GABAergic and glutamatergic axons innervate the axon initial segment and organize GABA(A) receptor clusters of cultured hippocampal pyramidal cells

Abstract

We have studied gamma-aminobutyric acid (GABA)(A) receptor (GABA(A)R) clustering within the axon initial segment (AIS) in low-density cultures of hippocampal pyramidal cells following GABAergic and glutamatergic innervation of the AIS. Large, intensely fluorescent, and postsynaptic GABA(A)R clusters were present in the AIS. More than 95% of these clusters colocalized with presynaptic GABAergic or glutamatergic terminals, forming matched or mismatched synapses, respectively. Less than 5% of the GABA(A)R clusters of the AIS did not colocalize with GABAergic or glutamatergic terminals, suggesting that GABA(A)Rs normally do not form clusters unless the AIS received GABAergic or glutamatergic innervation.

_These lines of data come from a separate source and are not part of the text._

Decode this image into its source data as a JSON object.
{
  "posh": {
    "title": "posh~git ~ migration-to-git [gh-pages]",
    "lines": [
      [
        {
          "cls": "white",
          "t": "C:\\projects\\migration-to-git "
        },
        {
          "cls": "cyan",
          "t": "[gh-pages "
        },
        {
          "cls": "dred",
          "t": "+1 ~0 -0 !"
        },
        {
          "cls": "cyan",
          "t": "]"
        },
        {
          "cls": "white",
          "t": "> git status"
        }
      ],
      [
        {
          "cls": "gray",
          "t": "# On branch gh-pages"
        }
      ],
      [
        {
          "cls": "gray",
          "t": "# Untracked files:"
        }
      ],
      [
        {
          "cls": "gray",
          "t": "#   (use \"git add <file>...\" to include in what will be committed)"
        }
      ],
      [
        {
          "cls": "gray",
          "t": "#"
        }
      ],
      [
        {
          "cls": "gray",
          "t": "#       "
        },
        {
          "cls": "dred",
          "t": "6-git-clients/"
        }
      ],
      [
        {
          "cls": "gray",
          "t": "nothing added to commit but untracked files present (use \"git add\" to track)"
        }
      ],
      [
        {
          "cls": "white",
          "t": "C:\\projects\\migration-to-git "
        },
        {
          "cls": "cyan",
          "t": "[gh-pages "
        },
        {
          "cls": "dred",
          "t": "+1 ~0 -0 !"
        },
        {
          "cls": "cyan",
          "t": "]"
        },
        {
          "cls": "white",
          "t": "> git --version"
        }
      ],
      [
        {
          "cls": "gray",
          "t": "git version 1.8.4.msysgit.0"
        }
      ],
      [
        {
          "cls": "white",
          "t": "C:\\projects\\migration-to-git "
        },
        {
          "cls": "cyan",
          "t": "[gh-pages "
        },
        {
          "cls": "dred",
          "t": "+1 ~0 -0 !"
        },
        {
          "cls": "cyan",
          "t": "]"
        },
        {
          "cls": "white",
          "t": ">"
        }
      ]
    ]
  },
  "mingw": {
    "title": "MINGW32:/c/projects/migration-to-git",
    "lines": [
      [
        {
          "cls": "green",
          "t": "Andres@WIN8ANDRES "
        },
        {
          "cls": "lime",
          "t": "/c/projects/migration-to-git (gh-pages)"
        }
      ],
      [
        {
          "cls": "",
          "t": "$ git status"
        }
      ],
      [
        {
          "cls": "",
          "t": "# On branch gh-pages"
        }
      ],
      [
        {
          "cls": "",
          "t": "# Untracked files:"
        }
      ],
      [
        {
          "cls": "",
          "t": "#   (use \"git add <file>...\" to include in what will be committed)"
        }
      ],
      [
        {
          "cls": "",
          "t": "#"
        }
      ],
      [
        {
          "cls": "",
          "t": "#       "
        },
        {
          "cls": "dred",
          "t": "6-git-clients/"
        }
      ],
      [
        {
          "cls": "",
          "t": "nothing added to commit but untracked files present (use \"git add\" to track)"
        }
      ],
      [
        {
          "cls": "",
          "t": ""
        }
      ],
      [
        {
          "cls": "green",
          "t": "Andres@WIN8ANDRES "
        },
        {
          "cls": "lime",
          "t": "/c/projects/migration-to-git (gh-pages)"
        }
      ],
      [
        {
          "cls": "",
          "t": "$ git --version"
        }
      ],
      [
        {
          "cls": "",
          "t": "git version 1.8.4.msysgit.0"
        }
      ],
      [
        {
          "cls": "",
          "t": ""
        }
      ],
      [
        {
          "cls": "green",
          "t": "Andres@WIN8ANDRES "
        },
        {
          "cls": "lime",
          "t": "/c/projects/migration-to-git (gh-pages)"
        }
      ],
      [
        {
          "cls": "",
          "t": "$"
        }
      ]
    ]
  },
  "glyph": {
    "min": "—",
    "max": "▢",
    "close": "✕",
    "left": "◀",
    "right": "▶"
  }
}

Few or no clusters of the alpha-amino-3-hydroxy-5-methyl-4-isoxazole-propionate (AMPA) receptors or the postsynaptic density-95 protein (PSD-95) were found in the AIS, even when the AIS was innervated by glutamatergic axons. Glutamatergic innervation of the AIS that formed mismatched synapses with postsynaptic GABA(A)R clusters mainly occurred when the AIS did not receive GABAergic innervation. However, when the AIS was innervated by GABAergic axons, the formation of matched GABAergic synapses predominated and coincided with large reductions in both the density of glutamatergic terminals from the AIS and the mismatching of GABA(A)R clusters. A similar effect was observed at axo-dendritic synapses, where GABAergic innervation also led to a large decrease in mismatched GABA(A)R clusters and a smaller, but significant, decrease in glutamatergic terminal density in dendrites that received GABAergic innervation. We hypothesize that competition between GABAergic and glutamatergic innervation of the AIS in the intact hippocampus leads to the exclusive presence of GABAergic inhibitory synapses in the AIS of pyramidal cells.